L’Osservatore Romano
I bacini idrici nei pressi del complesso minerario di Negaunee, nel Michigan, Stati Uniti d’America, sembrano ribollire di lava: la colorazione dell’acqua oscilla infatti tra il rosso acceso e il marrone a causa degli scarti della produzione di minerali di ferro riversati nei fiumi. Scoperte nella metà dell’800, le miniere della zona sono presto diventate una delle fonti più produttive degli Stati Uniti in un’epoca in cui l’accelerazione urbanistica e l’estensione della rete ferroviaria richiedevano grandi quantità di ferro.

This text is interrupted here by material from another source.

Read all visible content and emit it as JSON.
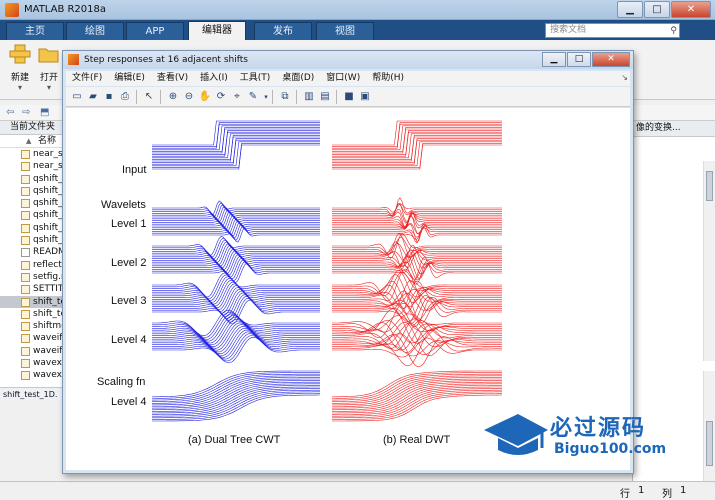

Nell’area sono attualmente presenti due miniere con una capacità complessiva di quasi 12 milioni di tonnellate di minerali ferrosi prodotti ogni anno.
L’impatto delle attività umane
Qui, come altrove nel mondo, le ricadute delle attività estrattive sulle riserve idriche sono evidenti: basti pensare, ad esempio, all’utilizzo di mercurio e cianuro comunemente usati per l’estrazione dell’oro. Queste attività antropiche finiscono così per impattare pesantemente sulle riserve di acqua dolce in un’epoca in cui, a fronte di una costante crescita demografica, l’accesso all’acqua appare sempre più minacciato da siccità.
Il rischio di mancato accesso all’acqua pulita
Secondo un recente rapporto dell’Organizzazione per la Cooperazione e lo Sviluppo Economico, entro il 2050 la domanda di acqua dovrebbe crescere del 55%. A fronte di questo aumento, avverte l’OCSE, 240 milioni di persone rischiano di non avere accesso all’acqua pulita. Preoccupazioni confermate dal programma ambiente delle Nazioni Unite secondo cui, già oggi, un terzo di tutti i fiumi presenti in Asia, Africa e America Latina è contaminato da agenti patogeni.